The president immediately turned to his SECDEF. “Tank, am I to understand we have chemical weapons in the inventory?” Once he’d assumed office, he’d been briefed on a number of things that only a president and a select few in government were allowed to know. Some of the things had made him wince. Others only became known after he had dug a little deeper and found the right career bureaucrat to pressure. It was an unfortunate — and natural — consequence of big government: some things passed from administration to administration, from president to president, without ever coming out in the open. He hoped chemical weapons weren’t one of them. The tone of his question suggested that heads were going to roll if he didn’t get the right answer.

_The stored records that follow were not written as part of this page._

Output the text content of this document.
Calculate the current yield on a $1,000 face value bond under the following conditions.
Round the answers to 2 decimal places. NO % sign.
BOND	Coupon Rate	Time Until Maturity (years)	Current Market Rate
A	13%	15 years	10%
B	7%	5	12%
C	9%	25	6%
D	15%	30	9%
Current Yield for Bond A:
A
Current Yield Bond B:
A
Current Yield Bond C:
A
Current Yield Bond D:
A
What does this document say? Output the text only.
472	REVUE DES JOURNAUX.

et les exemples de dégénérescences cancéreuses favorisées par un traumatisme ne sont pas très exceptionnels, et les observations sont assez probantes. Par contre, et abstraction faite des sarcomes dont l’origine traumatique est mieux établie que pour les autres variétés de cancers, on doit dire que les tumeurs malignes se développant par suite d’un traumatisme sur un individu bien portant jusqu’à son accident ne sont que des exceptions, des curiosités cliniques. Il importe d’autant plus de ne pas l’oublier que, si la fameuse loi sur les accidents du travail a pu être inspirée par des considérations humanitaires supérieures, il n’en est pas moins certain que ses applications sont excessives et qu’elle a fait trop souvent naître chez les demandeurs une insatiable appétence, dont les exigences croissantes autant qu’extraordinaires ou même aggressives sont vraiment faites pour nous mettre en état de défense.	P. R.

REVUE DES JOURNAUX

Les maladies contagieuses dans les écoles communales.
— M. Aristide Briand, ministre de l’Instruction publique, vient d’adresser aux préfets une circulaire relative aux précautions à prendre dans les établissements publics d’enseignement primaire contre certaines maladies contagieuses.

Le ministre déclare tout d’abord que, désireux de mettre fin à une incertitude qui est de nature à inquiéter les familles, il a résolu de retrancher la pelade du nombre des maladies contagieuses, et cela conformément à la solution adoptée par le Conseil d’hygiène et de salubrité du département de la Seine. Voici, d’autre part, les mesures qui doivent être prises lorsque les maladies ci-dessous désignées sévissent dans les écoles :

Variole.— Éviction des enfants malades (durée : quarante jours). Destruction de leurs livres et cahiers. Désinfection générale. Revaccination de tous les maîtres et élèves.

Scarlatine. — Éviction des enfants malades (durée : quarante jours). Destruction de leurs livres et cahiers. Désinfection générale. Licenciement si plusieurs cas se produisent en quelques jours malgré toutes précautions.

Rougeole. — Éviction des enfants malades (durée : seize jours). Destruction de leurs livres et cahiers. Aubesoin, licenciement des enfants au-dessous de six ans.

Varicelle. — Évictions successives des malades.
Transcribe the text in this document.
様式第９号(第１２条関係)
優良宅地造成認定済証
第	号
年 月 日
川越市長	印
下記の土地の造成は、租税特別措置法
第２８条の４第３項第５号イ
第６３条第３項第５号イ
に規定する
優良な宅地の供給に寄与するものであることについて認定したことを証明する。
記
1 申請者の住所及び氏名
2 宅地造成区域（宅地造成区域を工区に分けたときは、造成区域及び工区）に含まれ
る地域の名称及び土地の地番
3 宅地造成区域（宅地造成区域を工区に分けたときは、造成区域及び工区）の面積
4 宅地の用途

“No, sir. Not… exactly. We have ex-Soviet weapons in storage awaiting destruction. They could be brought to bear in minimal time, if we decide to do that.”

“What kind of agents?”

“Mostly nerve agents, Mr. President. There are some quantities of sarin, some VX, but the majority is soman.”

Over the years the president had been briefed numerous times on enemy chemical capabilities — especially during his time in the Navy — and he knew soman well; it had made up the majority of the Soviet Union’s chemical warfare arsenal. It was a nasty nerve agent made by combining sarin with another chemical weapon known as lewisite — a blister agent. Also known as GD, soman had been initially developed as an insecticide in Nazi Germany in 1944. They found it worked just as well on people as it did on bugs. “Tank, correct me if I’m wrong, but soman has a very short lingering effect, right?”